У них осталось это позади, думала радостно Мадлен. Она чувствовала себя легче, смелее, моложе. Они рискнули, сыграв «ва-банк», покинули страну, где узнали радость и где ее потеряли, и очутились чужестранцами в чужой незнакомой стране. Удивительном месте, где могут случаться чудеса.
– Константин, вы просто гений – Мадлен была права!
– Конечно.
– И как всегда, сама скромность, – засмеялась Мадлен.
– Оставим скромность лицемерам, ma cherie, – с улыбкой парировал Зелеев. – Вы думаете, здесь вам будет уютно?
– Да здесь просто замечательно!
– Отлично!
– Я рад, – Зелеев сделал паузу. – По правде сказать, все дело решил случай. Я рассказал своей квартирной хозяйке – прекрасной женщине из Москвы – о том, что вам необходимо.
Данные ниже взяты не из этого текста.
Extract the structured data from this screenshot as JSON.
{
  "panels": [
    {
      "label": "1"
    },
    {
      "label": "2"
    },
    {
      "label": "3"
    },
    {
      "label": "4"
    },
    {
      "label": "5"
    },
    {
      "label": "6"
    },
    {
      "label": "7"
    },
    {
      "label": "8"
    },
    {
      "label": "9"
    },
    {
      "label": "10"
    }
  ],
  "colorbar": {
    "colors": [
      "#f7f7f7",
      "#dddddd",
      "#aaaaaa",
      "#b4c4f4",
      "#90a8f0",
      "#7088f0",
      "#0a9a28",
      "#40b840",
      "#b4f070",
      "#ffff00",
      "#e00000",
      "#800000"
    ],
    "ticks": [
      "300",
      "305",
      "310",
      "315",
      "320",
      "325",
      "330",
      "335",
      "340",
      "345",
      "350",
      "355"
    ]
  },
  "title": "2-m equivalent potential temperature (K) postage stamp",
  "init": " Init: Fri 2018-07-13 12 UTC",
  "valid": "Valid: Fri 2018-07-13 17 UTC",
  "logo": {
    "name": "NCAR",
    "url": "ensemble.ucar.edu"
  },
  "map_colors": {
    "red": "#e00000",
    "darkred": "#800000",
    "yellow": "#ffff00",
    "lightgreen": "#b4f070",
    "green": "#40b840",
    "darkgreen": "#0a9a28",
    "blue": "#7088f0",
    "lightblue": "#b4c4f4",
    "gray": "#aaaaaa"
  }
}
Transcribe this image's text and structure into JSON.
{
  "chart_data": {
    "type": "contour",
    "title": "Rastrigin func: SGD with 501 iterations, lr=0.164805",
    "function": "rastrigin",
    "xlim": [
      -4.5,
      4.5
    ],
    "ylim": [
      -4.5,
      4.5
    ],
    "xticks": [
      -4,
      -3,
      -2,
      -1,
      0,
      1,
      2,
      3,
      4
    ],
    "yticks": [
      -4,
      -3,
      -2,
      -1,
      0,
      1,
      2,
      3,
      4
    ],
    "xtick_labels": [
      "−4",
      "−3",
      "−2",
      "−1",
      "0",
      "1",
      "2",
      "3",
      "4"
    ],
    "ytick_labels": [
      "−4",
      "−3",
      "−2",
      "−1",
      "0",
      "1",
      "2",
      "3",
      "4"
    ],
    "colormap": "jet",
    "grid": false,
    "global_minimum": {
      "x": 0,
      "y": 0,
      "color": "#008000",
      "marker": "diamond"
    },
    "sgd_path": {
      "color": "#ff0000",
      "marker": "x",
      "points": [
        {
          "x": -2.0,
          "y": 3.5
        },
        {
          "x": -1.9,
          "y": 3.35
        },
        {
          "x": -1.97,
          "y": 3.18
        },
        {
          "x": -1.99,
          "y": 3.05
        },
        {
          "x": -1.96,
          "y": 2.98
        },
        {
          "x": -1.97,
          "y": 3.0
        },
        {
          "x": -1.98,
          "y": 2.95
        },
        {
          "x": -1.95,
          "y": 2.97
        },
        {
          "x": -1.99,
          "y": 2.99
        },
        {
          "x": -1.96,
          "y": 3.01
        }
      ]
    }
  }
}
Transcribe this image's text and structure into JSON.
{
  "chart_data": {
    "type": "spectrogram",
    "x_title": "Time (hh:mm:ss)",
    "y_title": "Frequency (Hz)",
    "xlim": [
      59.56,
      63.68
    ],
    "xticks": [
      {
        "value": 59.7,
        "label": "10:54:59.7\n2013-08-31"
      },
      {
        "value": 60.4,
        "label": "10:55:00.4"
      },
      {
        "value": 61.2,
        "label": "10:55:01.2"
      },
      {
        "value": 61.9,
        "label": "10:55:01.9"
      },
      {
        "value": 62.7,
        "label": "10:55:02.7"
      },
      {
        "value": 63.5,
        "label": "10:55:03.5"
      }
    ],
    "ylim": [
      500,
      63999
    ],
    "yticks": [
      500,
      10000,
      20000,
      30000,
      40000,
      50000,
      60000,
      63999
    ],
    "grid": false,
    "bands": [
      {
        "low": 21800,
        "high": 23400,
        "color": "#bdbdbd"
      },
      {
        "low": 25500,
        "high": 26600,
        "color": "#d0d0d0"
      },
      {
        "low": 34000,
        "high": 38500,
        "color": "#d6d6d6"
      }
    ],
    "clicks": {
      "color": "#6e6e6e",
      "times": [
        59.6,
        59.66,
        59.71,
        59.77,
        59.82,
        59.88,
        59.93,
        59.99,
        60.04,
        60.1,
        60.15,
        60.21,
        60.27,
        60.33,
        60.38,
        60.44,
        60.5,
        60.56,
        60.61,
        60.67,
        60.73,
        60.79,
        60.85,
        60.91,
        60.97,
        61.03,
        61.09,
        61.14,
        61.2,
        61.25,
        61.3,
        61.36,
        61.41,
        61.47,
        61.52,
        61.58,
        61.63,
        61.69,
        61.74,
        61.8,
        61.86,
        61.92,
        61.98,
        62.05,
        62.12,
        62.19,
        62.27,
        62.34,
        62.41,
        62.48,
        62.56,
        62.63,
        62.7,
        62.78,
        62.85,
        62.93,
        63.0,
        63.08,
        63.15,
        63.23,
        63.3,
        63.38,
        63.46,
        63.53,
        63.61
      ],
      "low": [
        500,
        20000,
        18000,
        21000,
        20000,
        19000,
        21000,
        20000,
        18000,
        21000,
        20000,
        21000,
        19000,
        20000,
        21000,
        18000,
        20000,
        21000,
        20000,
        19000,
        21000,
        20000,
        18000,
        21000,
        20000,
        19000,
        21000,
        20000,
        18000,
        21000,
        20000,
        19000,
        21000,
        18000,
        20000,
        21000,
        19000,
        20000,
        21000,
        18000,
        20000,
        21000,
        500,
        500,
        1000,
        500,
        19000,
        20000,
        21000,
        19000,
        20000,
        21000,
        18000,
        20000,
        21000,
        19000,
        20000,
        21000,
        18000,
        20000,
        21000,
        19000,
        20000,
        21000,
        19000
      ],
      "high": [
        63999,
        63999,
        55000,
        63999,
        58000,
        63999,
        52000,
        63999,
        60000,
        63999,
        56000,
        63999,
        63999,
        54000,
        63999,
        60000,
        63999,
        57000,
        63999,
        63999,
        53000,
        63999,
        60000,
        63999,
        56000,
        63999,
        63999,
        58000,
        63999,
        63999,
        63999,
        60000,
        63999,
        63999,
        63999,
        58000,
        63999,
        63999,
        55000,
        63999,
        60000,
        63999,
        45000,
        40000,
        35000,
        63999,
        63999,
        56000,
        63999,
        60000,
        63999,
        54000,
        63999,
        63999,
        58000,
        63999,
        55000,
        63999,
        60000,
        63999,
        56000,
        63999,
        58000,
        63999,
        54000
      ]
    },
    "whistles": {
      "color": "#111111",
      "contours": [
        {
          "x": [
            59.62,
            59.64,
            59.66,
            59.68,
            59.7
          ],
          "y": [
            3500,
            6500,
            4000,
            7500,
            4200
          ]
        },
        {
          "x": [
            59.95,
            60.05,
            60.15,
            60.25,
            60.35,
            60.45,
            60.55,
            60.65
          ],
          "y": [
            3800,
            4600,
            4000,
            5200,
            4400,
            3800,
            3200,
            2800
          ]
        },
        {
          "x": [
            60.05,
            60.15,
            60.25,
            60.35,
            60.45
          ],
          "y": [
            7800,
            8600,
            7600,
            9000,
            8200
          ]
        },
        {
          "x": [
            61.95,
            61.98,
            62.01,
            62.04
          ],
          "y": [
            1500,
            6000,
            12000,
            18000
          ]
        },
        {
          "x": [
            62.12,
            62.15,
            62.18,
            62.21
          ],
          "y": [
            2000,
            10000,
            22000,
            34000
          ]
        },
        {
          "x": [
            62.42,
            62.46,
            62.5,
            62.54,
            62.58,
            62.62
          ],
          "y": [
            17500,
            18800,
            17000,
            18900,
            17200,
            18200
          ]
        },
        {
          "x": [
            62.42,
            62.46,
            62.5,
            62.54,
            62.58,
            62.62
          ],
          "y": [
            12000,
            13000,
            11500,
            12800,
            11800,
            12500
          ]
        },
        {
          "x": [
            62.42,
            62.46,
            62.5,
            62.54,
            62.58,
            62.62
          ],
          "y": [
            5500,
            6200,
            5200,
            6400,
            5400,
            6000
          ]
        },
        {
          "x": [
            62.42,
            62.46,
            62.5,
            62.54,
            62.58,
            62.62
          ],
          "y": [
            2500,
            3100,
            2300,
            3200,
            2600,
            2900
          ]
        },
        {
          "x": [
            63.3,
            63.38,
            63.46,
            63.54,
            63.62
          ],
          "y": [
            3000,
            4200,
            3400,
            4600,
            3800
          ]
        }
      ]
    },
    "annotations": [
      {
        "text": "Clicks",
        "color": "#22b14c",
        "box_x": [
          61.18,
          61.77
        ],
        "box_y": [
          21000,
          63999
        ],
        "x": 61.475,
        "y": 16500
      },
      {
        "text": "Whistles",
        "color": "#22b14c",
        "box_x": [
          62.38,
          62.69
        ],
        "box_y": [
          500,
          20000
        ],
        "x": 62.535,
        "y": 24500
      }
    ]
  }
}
Я объяснил ей, что комфорт и приятная обстановка жизненно важны для успеха лечения Антуана. А потом она узнала – благодаря своим связям, что в один из этих домов можно ненадолго вселиться. Это большая удача, потому что обычно здесь бывает все занято.
Он удовлетворенно улыбнулся.
– Et voila.
Они сняли маленький живописный кирпичный домик в Хендерсон Плейс, небольшом квартальчике неподалеку от Восемьдесят Шестой улицы, Ист-Энд Авеню и Карл Шурц Парк, прелестного парка. Благодаря реке Ист Ривер в дальнем конце парка воздух в Хендерсон Плейс был свежим, чистым, и все дышало миром и покоем. Поблизости стояли приветливые жилые кварталы.
– Они построены в стиле английской королевы Анны, – рассказал им Зелеев. – Сначала было двадцать четыре дома, соединенных друг с другом, но осталось лишь несколько. Их только нужно немного подновить. К сожалению, вам придется спускаться вниз на пять ступенек.
– Только пять ступенек, – улыбнулся Антуан. – После четырех пролетов это просто ничто, да и потом, Это будет для меня прекрасной тренировкой.
В зеленых глазах русского заплясали огоньки.
– Если вам нужна тренировка, mon ami, вам нужно пойти как-нибудь со мной в гимнастический зал.
– Вы ходите в гимнастический зал? – спросила Мадлен.
– А как иначе бы я поддерживал себя в форме? – Зелеев пожал плечами. – Всю жизнь мне нравилось держать себя в форме, быть ловким и сильным. И нельзя делать передышек.
Антуан опять улыбнулся.
– Думаю, пройдет еще какое-то время, прежде чем я буду готов присоединиться к вам, Константин.
– Совсем необязательно, mon ami.
– Сколько ему лет? – спросил Антуан Мадлен после того, как русский ушел, и они остались одни.
– Я не знаю точно, – Мадлен задумалась. – Я никогда не думаю о возрасте, когда вспоминаю Константина. По-моему, он человек без возраста. Время над ним не властно.
– Он обожает тебя, – сказал Антуан. – Боготворит.
– Он ко мне добр и привязан, я знаю.
– Больше, чем просто привязан.
– Ты так думаешь?
В их распоряжении был нижний этаж, только с одной спальней, маленькой жилой комнатой, крошечной кухней и еще более крошечной ванной комнатой. Удобства отеля уже стали сладким далеким сном, но все равно квартирка была роскошной по сравнению с тем, как они жили на рю Жакоб. В их первый полдень Мадлен оставила Антуана дома с книжкой, взяла с собой Валентина на Йорк Авеню, а потом прошлась по магазинам на Первой Авеню, охотясь за тем, чего вдруг неодолимо захотелось: за патефоном и пластинками. К наступлению темноты они чувствовали себя уже почти как дома. Маленький холодильник был полон едой. Валентин посапывал в своей кроватке в спальне. В жилой комнате стоял уютный аромат жареных цыплят с эстрагоном, мешавшийся с запахом сигарет Антуана. И Мадлен пела в унисон пластинке Кармайкла.
На десять часов утра назавтра было назначено первое посещение Антуаном медицинского центра. Оба они все еще присматривались к Нью-Йорку, но у Мадлен было ощущение правильности их выбора – похожее на то, какое она испытала, приехав в Париж. Нью-йоркцы, с которыми они уже познакомились неумного поближе, были добрыми и куда более терпеливыми к незнанию их языка, чем большинство парижан с иностранцами. Невысказанная тревога, которую они оба поначалу ощутили в этом царстве бездушного стекла и бетона, стала понемногу таять. У них была вновь вера в интуицию, приведшую их сюда.